A Streetcar Named Desire

A Streetcar Named Desire Summary and Analysis of Scene 4

Scene 4

The morning after, Blanche fearfully returns to the apartment to find her sister luxuriating in bed. Blanche had spent the night worried sick about Stella, but the conflict of the previous night was forgotten by its participants as soon as they were back in each other's arms. Stella admits that she is rather thrilled by Stanley's violent streak, and Blanche is horrified.

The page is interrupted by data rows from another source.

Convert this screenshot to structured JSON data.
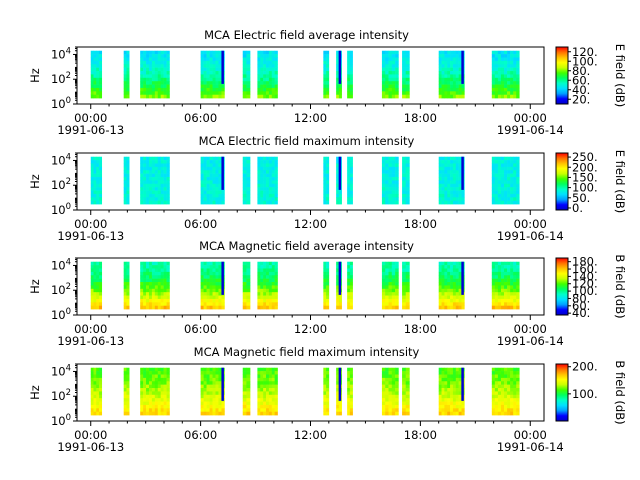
{
  "figure": {
    "background": "#ffffff",
    "colormap": [
      "#0000c8",
      "#0000ff",
      "#00a0ff",
      "#00e0ff",
      "#00ffc8",
      "#00ff60",
      "#40ff00",
      "#c8ff00",
      "#ffff00",
      "#ffc000",
      "#ff7000",
      "#ff0000"
    ]
  },
  "x_axis": {
    "range_hours": [
      -0.75,
      24.75
    ],
    "ticks": [
      {
        "t": 0,
        "label": "00:00",
        "date": "1991-06-13"
      },
      {
        "t": 6,
        "label": "06:00",
        "date": ""
      },
      {
        "t": 12,
        "label": "12:00",
        "date": ""
      },
      {
        "t": 18,
        "label": "18:00",
        "date": ""
      },
      {
        "t": 24,
        "label": "00:00",
        "date": "1991-06-14"
      }
    ],
    "minor_step_hours": 1
  },
  "chart_data": [
    {
      "type": "heatmap",
      "title": "MCA  Electric field average intensity",
      "ylabel": "Hz",
      "yscale": "log",
      "ylim": [
        1,
        40000
      ],
      "yticks": [
        {
          "v": 1,
          "base": "10",
          "exp": "0"
        },
        {
          "v": 100,
          "base": "10",
          "exp": "2"
        },
        {
          "v": 10000,
          "base": "10",
          "exp": "4"
        }
      ],
      "colorbar": {
        "label": "E field (dB)",
        "range": [
          10,
          130
        ],
        "ticks": [
          "20.",
          "40.",
          "60.",
          "80.",
          "100.",
          "120."
        ],
        "tick_values": [
          20,
          40,
          60,
          80,
          100,
          120
        ]
      },
      "data_segments_hours": [
        [
          0.0,
          0.6
        ],
        [
          1.8,
          2.1
        ],
        [
          2.7,
          4.3
        ],
        [
          6.0,
          7.3
        ],
        [
          8.3,
          8.7
        ],
        [
          9.1,
          10.2
        ],
        [
          12.7,
          13.0
        ],
        [
          13.4,
          13.7
        ],
        [
          14.0,
          14.3
        ],
        [
          15.9,
          16.8
        ],
        [
          17.0,
          17.4
        ],
        [
          19.0,
          20.4
        ],
        [
          21.9,
          23.4
        ]
      ],
      "intensity_low_freq": 80,
      "intensity_high_freq": 45
    },
    {
      "type": "heatmap",
      "title": "MCA  Electric field maximum intensity",
      "ylabel": "Hz",
      "yscale": "log",
      "ylim": [
        1,
        40000
      ],
      "yticks": [
        {
          "v": 1,
          "base": "10",
          "exp": "0"
        },
        {
          "v": 100,
          "base": "10",
          "exp": "2"
        },
        {
          "v": 10000,
          "base": "10",
          "exp": "4"
        }
      ],
      "colorbar": {
        "label": "E field (dB)",
        "range": [
          -10,
          270
        ],
        "ticks": [
          "0.",
          "50.",
          "100.",
          "150.",
          "200.",
          "250."
        ],
        "tick_values": [
          0,
          50,
          100,
          150,
          200,
          250
        ]
      },
      "data_segments_hours": [
        [
          0.0,
          0.6
        ],
        [
          1.8,
          2.1
        ],
        [
          2.7,
          4.3
        ],
        [
          6.0,
          7.3
        ],
        [
          8.3,
          8.7
        ],
        [
          9.1,
          10.2
        ],
        [
          12.7,
          13.0
        ],
        [
          13.4,
          13.7
        ],
        [
          14.0,
          14.3
        ],
        [
          15.9,
          16.8
        ],
        [
          17.0,
          17.4
        ],
        [
          19.0,
          20.4
        ],
        [
          21.9,
          23.4
        ]
      ],
      "intensity_low_freq": 85,
      "intensity_high_freq": 80
    },
    {
      "type": "heatmap",
      "title": "MCA  Magnetic field average intensity",
      "ylabel": "Hz",
      "yscale": "log",
      "ylim": [
        1,
        40000
      ],
      "yticks": [
        {
          "v": 1,
          "base": "10",
          "exp": "0"
        },
        {
          "v": 100,
          "base": "10",
          "exp": "2"
        },
        {
          "v": 10000,
          "base": "10",
          "exp": "4"
        }
      ],
      "colorbar": {
        "label": "B field (dB)",
        "range": [
          35,
          190
        ],
        "ticks": [
          "40.",
          "60.",
          "80.",
          "100.",
          "120.",
          "140.",
          "160.",
          "180."
        ],
        "tick_values": [
          40,
          60,
          80,
          100,
          120,
          140,
          160,
          180
        ]
      },
      "data_segments_hours": [
        [
          0.0,
          0.6
        ],
        [
          1.8,
          2.1
        ],
        [
          2.7,
          4.3
        ],
        [
          6.0,
          7.3
        ],
        [
          8.3,
          8.7
        ],
        [
          9.1,
          10.2
        ],
        [
          12.7,
          13.0
        ],
        [
          13.4,
          13.7
        ],
        [
          14.0,
          14.3
        ],
        [
          15.9,
          16.8
        ],
        [
          17.0,
          17.4
        ],
        [
          19.0,
          20.4
        ],
        [
          21.9,
          23.4
        ]
      ],
      "intensity_low_freq": 160,
      "intensity_high_freq": 95
    },
    {
      "type": "heatmap",
      "title": "MCA  Magnetic field maximum intensity",
      "ylabel": "Hz",
      "yscale": "log",
      "ylim": [
        1,
        40000
      ],
      "yticks": [
        {
          "v": 1,
          "base": "10",
          "exp": "0"
        },
        {
          "v": 100,
          "base": "10",
          "exp": "2"
        },
        {
          "v": 10000,
          "base": "10",
          "exp": "4"
        }
      ],
      "colorbar": {
        "label": "B field (dB)",
        "range": [
          0,
          210
        ],
        "ticks": [
          "100.",
          "200."
        ],
        "tick_values": [
          100,
          200
        ]
      },
      "data_segments_hours": [
        [
          0.0,
          0.6
        ],
        [
          1.8,
          2.1
        ],
        [
          2.7,
          4.3
        ],
        [
          6.0,
          7.3
        ],
        [
          8.3,
          8.7
        ],
        [
          9.1,
          10.2
        ],
        [
          12.7,
          13.0
        ],
        [
          13.4,
          13.7
        ],
        [
          14.0,
          14.3
        ],
        [
          15.9,
          16.8
        ],
        [
          17.0,
          17.4
        ],
        [
          19.0,
          20.4
        ],
        [
          21.9,
          23.4
        ]
      ],
      "intensity_low_freq": 165,
      "intensity_high_freq": 115
    }
  ]
}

Blanche attempts to convince Stella that she can get out of her situation, but Stella insists that she is not in anything she wished to get out of. Blanche doesn't really hear her, though, and brainstorms an escape plan involving wiring an old beau for money. She calls Western Union, but can't think of what to say. The focus shifts, and it becomes clear that Blanche's concern for finances is just as much for herself as for Stella – she is completely broke.

Blanche continues to try to convince Stella to leave, but Stella is firm – she is happy. It doesn't matter whether or not Blanche understands, because all that matters to Stella is her relationship with Stanley. Blanche puts a name to it – desire – and compares it to the street-car of the same name. Stella asks whether Blanche had ever ridden on that street-car, and Blanche admits that she has, that it's what brought her here. Stella tells her to stop being so superior in that case, but Blanche still thinks such emotions are the stuff of brief affairs, not a marriage and a life.

Blanche gives a speech telling her opinion of Stanley as common and animalistic, while Stella listens wearily. Stanley arrives home, unnoticed by the women, and listens in on this speech. Blanche compares Stanley to a caveman, his poker night to a party of apes, and exhorts Stella not to regress to Stanley's primitive level but to evolve into a higher level of human.

After listening to Blanche's speech, Stanley steps out and steps back in, this time making his presence known and pretending he had just arrived. In response to Blanche, Stella embraces her husband plainly. Stanley grins at Blanche as she watches.

Analysis

Scene 4 gives us the logical extension of the end of Scene 3 – the morning after, Stella is floating on a cloud of post-coital bliss, while Blanche continues with the same bluster of contradictory emotions she felt the night before. Blanche looks at Stella's situation and sees a damsel in distress, in need of rescuing, but Stella has long forgiven Stanley for his behavior. In fact, she admits that she likes his violence – when he smashed the lights with the heel of her slipper on their wedding night, it gave her a thrill.

The sisters' conversation goes round and round as Stella keeps insisting that she is happy and Blanche remains convinced that Stella is deluded. It is a troubling scene that can be played several ways – who is right? Is this domestic violence, and only Blanche is able to see that Stella is in a dangerous situation where she cannot make decisions for herself? Or is this really just the nature of the Kowalskis' relationship, and Blanche is too frigid to comprehend the couple's chemistry? The play as a whole seems to side with Stella, up until the moment Stanley crosses the line in Scene 10. For now, however, Blanche appears to be seeing what she wants to see – her baby sister mesmerized by the brutish Pollack – despite Stella's protestations.

The hypocrisy of Blanche's position is made very clear in the important dialog exchange about desire, both the concept and the street-car:

Blanche: What you are talking about is brutal desire – just – Desire! – the name of that rattle-trap street-car[…]

Stella: Haven't you ever ridden on that street-car?

Blanche: It brought me here – where I'm not wanted and where I'm ashamed to be.

Stella: Then don't you think your superior attitude is a bit out of place?

It is clear to both the audience and the characters themselves that they are discussing the streetcar Desire as a metaphor for the kind of desire that brings two people together. Each line of this exchange can be read in two ways – is Stella saying Blanche should drop her attitude as she knows she's not wanted at the Kowalskis' flat? Or that she should understand Stella's position because she too has felt crippling, damaging desire?

Blanche presents herself as a romantic throughout the play, clutching to notions of star-crossed lovers and gentlemen sweeping ladies off their feet. But when faced with a true love story, she balks. Blanche's kind of romance can't happen in the gutter. In theory, Blanche should see her sister's marriage as an epic love story between the princess and the commoner. But the truth is that Blanche's romanticism is a cover for the true cynicism of one who loves only calculatingly, for money and power and security. Of the DuBois sisters, Stella is the romantic.